All Unsterwerx data is stored locally in the data directory (default ~/.unsterwerx/). No cloud services or external databases are required.

Directory Layout

~/.unsterwerx/
├── unsterwerx.db          # SQLite database (WAL mode)
├── canonical/             # CAS markdown files (SHA-256 prefix dirs)
│   ├── 0a/
│   │   └── 0a1b2c3d...   # canonical markdown content
│   └── ff/
│       └── ff9e8d7c...
├── diffs/                 # CAS diff payloads (zstd compressed)
├── archive/               # Archived original documents
└── templates/             # User Tera templates for reconstruction

SQLite Database

The database uses WAL (Write-Ahead Logging) mode for concurrent read access.
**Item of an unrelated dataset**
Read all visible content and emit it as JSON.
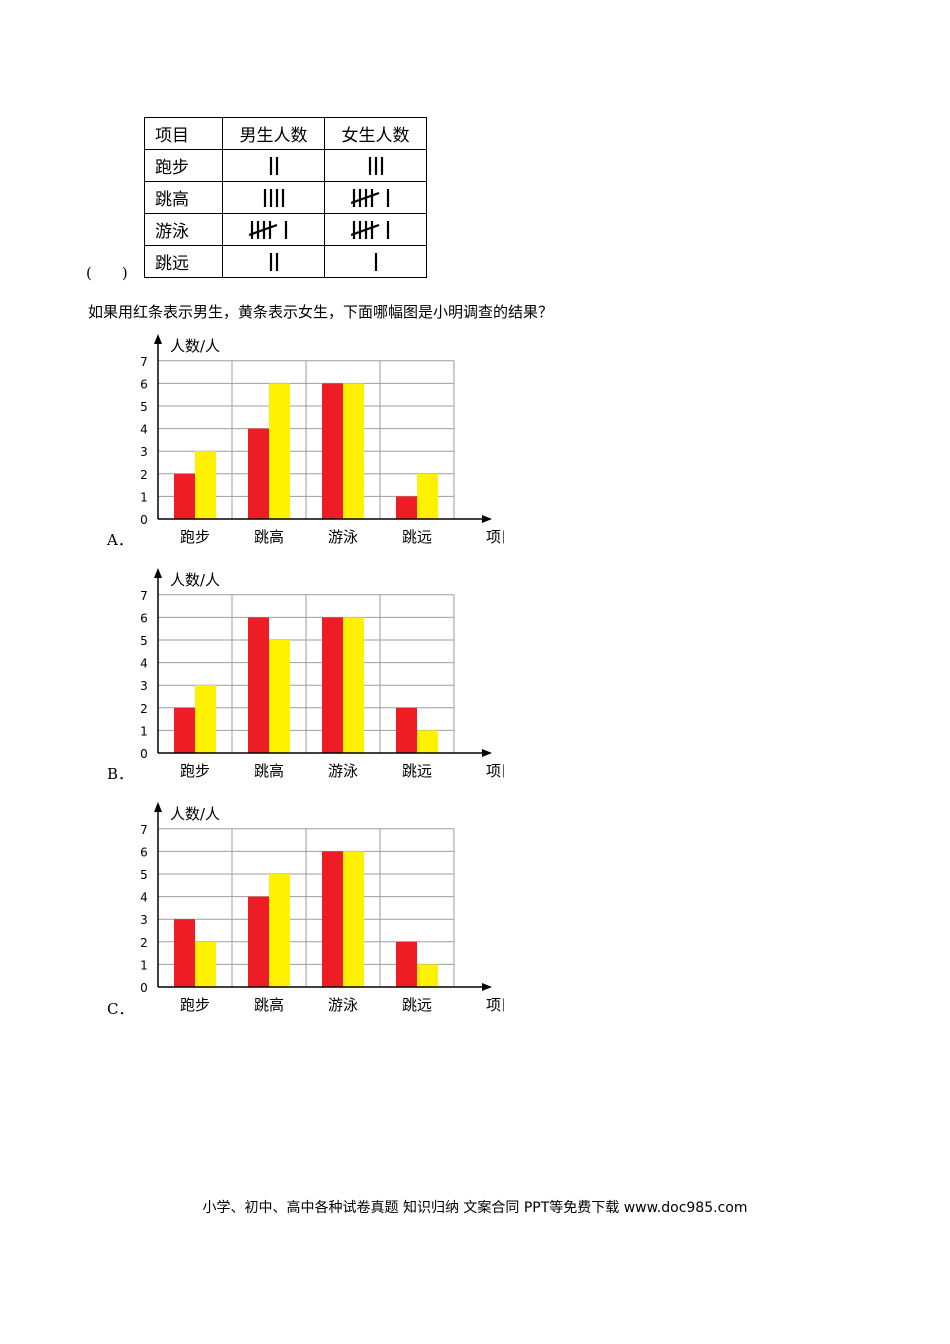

Key tables:

Table	Purpose
`documents`	Document registry with hash, status, metadata
`canonical_records`	Links documents to CAS markdown content
`canonical_fts`	FTS5 full-text search index
`similarity_signatures`	MinHash signatures per document
`similarity_candidates`	Similar document pairs with Jaccard scores
`diff_records`	Diff metadata and CAS references
`classification_rules`	Regex-based classification patterns
`document_classifications`	Classification results per document
`retention_policies`	Retention rules per document class
`source_hierarchy_rules`	Trust weight rules by source class
`knowledge_sources`	Registered import source adapters
`import_batches`	Import batch tracking
`import_items`	Individual import item records
`document_provenance`	Source linkage for imported documents
`audit_events`	Append-only hash-chained audit log

Content-Addressable Storage (CAS)

Canonical markdown and diff payloads are stored in a CAS filesystem. Files are named by their SHA-256 hash and organized into 256 prefix directories (00/ through ff/). This provides:

Automatic deduplication: identical content is stored once
Integrity verification: the filename is the content hash
Efficient lookups: O(1) by hash

Diff payloads are additionally compressed with zstd (level 3 by default).

Document Lifecycle

Documents progress through these statuses:

Status	Meaning
`canonical`	Text extracted, canonical markdown stored in CAS
`classified`	Classification rules applied, document class assigned
`error`	Parse or extraction failed (corrupt file, invalid format)
`image_only`	Scanned PDF with no extractable text
`unsupported`	File format has no parser (e.g., `.doc`, `.ppt`, `.xls` legacy formats)
`deduplicated`	Removed from the active set by knowledge dedup
`dismissed`	Marked unrecoverable by the user

Overriding the Data Directory

Set a custom data directory with --data-dir or the UNSTERWERX_DATA environment variable:

bash

unsterwerx --data-dir /path/to/data status
UNSTERWERX_DATA=/path/to/data unsterwerx status